Yesterday’s post about a couple of published charts prompted a few comments and a couple of private emails of concern about my recasting of the “resolution bars” from the HTR chart. Many of you have seen the spectrograms that I’ve posted on this site and understand a few basic things about formats and fidelity expectations. I thought I would provide a brief refresher for those seeking to understand the differences between the actual specifications, the potential fidelity of a particular specification and a simple bar chart like those so commonly put on the web as “infographics”.
Bar charts try to use the numbers associated with a format to impress. The bigger the numbers the better, right? I read yesterday about the new Nagra DAC that was introduced at this week’s Munich Audio Show. They and several other DAC makers are pushing 384 kHz as a reasonable sample rate for converting audio to PCM and back (Exasound, I think was the first company to move into the upper stratosphere of 384 kHz…of was it Light Harmonic). There is absolutely not reason to use 384 kHz as a sampling rate…I’m content with 96 kHz.

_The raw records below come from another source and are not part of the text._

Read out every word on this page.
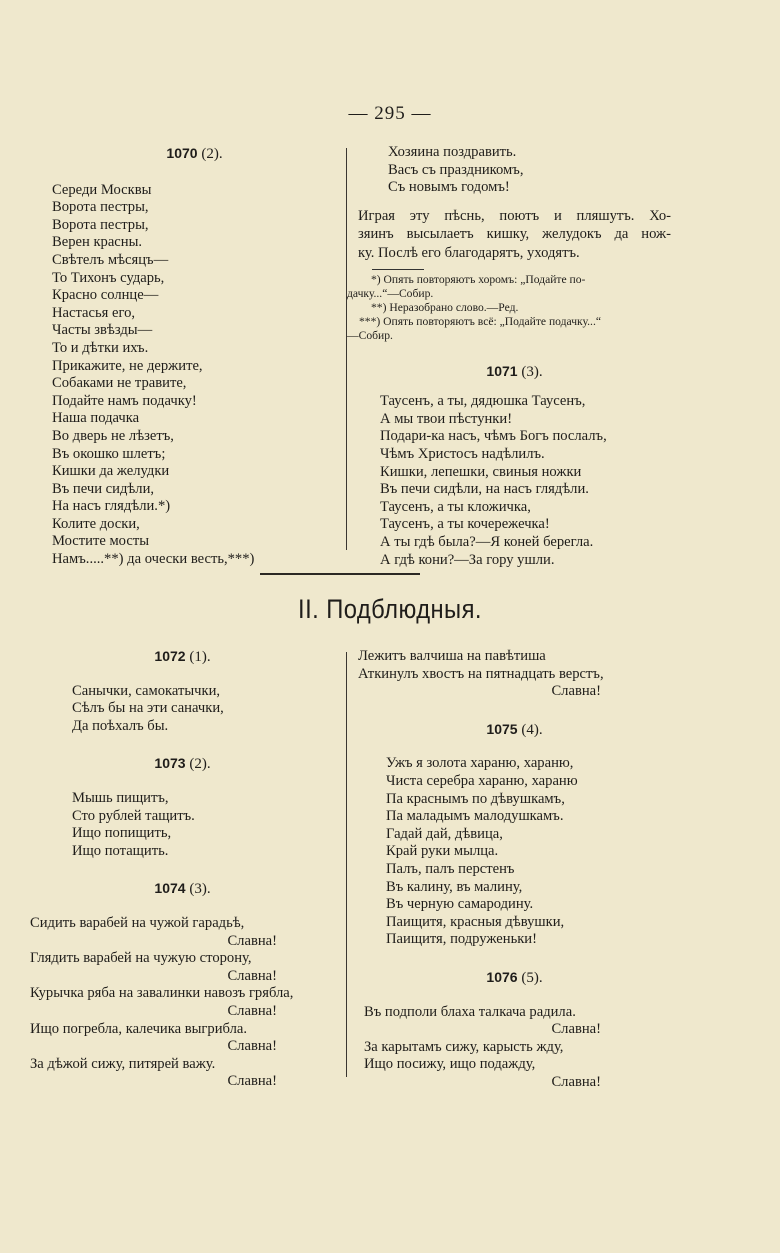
— 295 —
1070 (2).
Середи Москвы
Ворота пестры,
Ворота пестры,
Верен красны.
Свѣтелъ мѣсяцъ—
То Тихонъ сударь,
Красно солнце—
Настасья его,
Часты звѣзды—
То и дѣтки ихъ.
Прикажите, не держите,
Собаками не травите,
Подайте намъ подачку!
Наша подачка
Во дверь не лѣзетъ,
Въ окошко шлетъ;
Кишки да желудки
Въ печи сидѣли,
На насъ глядѣли.*)
Колите доски,
Мостите мосты
Намъ.....**) да очески весть,***)
Хозяина поздравить.
Васъ съ праздникомъ,
Съ новымъ годомъ!
Играя эту пѣснь, поютъ и пляшутъ. Хо-
зяинъ высылаетъ кишку, желудокъ да нож-
ку. Послѣ его благодарятъ, уходятъ.
*) Опять повторяютъ хоромъ: „Подайте по-
дачку...“—Собир.
**) Неразобрано слово.—Ред.
***) Опять повторяютъ всё: „Подайте подачку...“
—Собир.
1071 (3).
Таусенъ, а ты, дядюшка Таусенъ,
А мы твои пѣстунки!
Подари-ка насъ, чѣмъ Богъ послалъ,
Чѣмъ Христосъ надѣлилъ.
Кишки, лепешки, свиныя ножки
Въ печи сидѣли, на насъ глядѣли.
Таусенъ, а ты кложичка,
Таусенъ, а ты кочережечка!
А ты гдѣ была?—Я коней берегла.
А гдѣ кони?—За гору ушли.
II. Подблюдныя.
1072 (1).
Санычки, самокатычки,
Сѣлъ бы на эти саначки,
Да поѣхалъ бы.
1073 (2).
Мышь пищитъ,
Сто рублей тащитъ.
Ищо попищить,
Ищо потащить.
1074 (3).
Сидить варабей на чужой гарадьѣ,
Славна!
Глядить варабей на чужую сторону,
Славна!
Курычка ряба на завалинки навозъ грябла,
Славна!
Ищо погребла, калечика выгрибла.
Славна!
За дѣжой сижу, питярей важу.
Славна!
Лежитъ валчиша на павѣтиша
Аткинулъ хвостъ на пятнадцать верстъ,
Славна!
1075 (4).
Ужъ я золота хараню, хараню,
Чиста серебра хараню, хараню
Па краснымъ по дѣвушкамъ,
Па маладымъ малодушкамъ.
Гадай дай, дѣвица,
Край руки мылца.
Палъ, палъ перстенъ
Въ калину, въ малину,
Въ черную самародину.
Паищитя, красныя дѣвушки,
Паищитя, подруженьки!
1076 (5).
Въ подполи блаха талкача радила.
Славна!
За карытамъ сижу, карысть жду,
Ищо посижу, ищо подажду,
Славна!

“Potential” fidelity is a concept that is actually quite complex. We’ve talked about the fidelity of the formats, the fidelity of the original mixes and the fidelity of the final mastered music. And don’t forget about the fidelity of the hardware, cables, speakers etc. But if we strip things down to the simplest and primary components of audio fidelity it comes down to dynamic range and frequency response. I think of this potential fidelity as a two-dimensional box with frequency response along the x-axis and the dynamic range along the y-axis.
Take a look at the figure below. This is the basic graphic used by Adobe’s Audition program.
Figure 1 – The graphics used by Adobe Audition to view frequency vs. dynamic range. [Click to enlarge]
So each of the bars in yesterday’s HTR charts consisted of an encoding type AND some typical parameters associated with those formats. There were MP3 files, LPCM (usually just called PCM) and DSD AND they ranged from 64 kbps, to 1411 kbps (for CDs) to around 4000 kbps for 96/24 and so on. The person behind the chart then slipped into associated relative “qualitative” measures to these numbers. This is where the provenance of the tracks matters. If an analog tape from 1958 is transferred to a DSD 64 file…it can’t possibly measure up to a new recording at DSD 64 or better yet, a 192 kHz/24-bit PCM track.
So I took some time this morning to recast the “relative resolution” bars of the HTR chart to “potential fidelity boxes” on the Audition grid. Take a look at Figure 2 below:
Figure 2 – The “potential fidelity” of various audio formats and specification levels. [Click to enlarge]
I believe this is a more accurate representation of the information about formats. It certainly works a lot better than simply multiplying the numbers and ranking things based of magnitude. The article on the new Nagra fell into that trap by saying the DSD 128 capability of the new unit is “256 times better than a CD”, which casual audiophiles might believe unless they know that how much real world frequency dynamic range is associated with DSD 128 (I’m not even going to start talking about the fact that virtually no one is making native recordings at that rate.
And please don’t forget to notice the “white” stroked area that represents what human hearing can handle. I put a gradient past 20 kHz to around 40 kHz…and I get plenty of push back on that. So why are we talking about formats that give us 196 kHz?
Think of each of the boxes in the diagram as the area in which sound can exist within each of the formats. Of course, finding recordings that fill up the potential space is near impossible…and perhaps it doesn’t matter.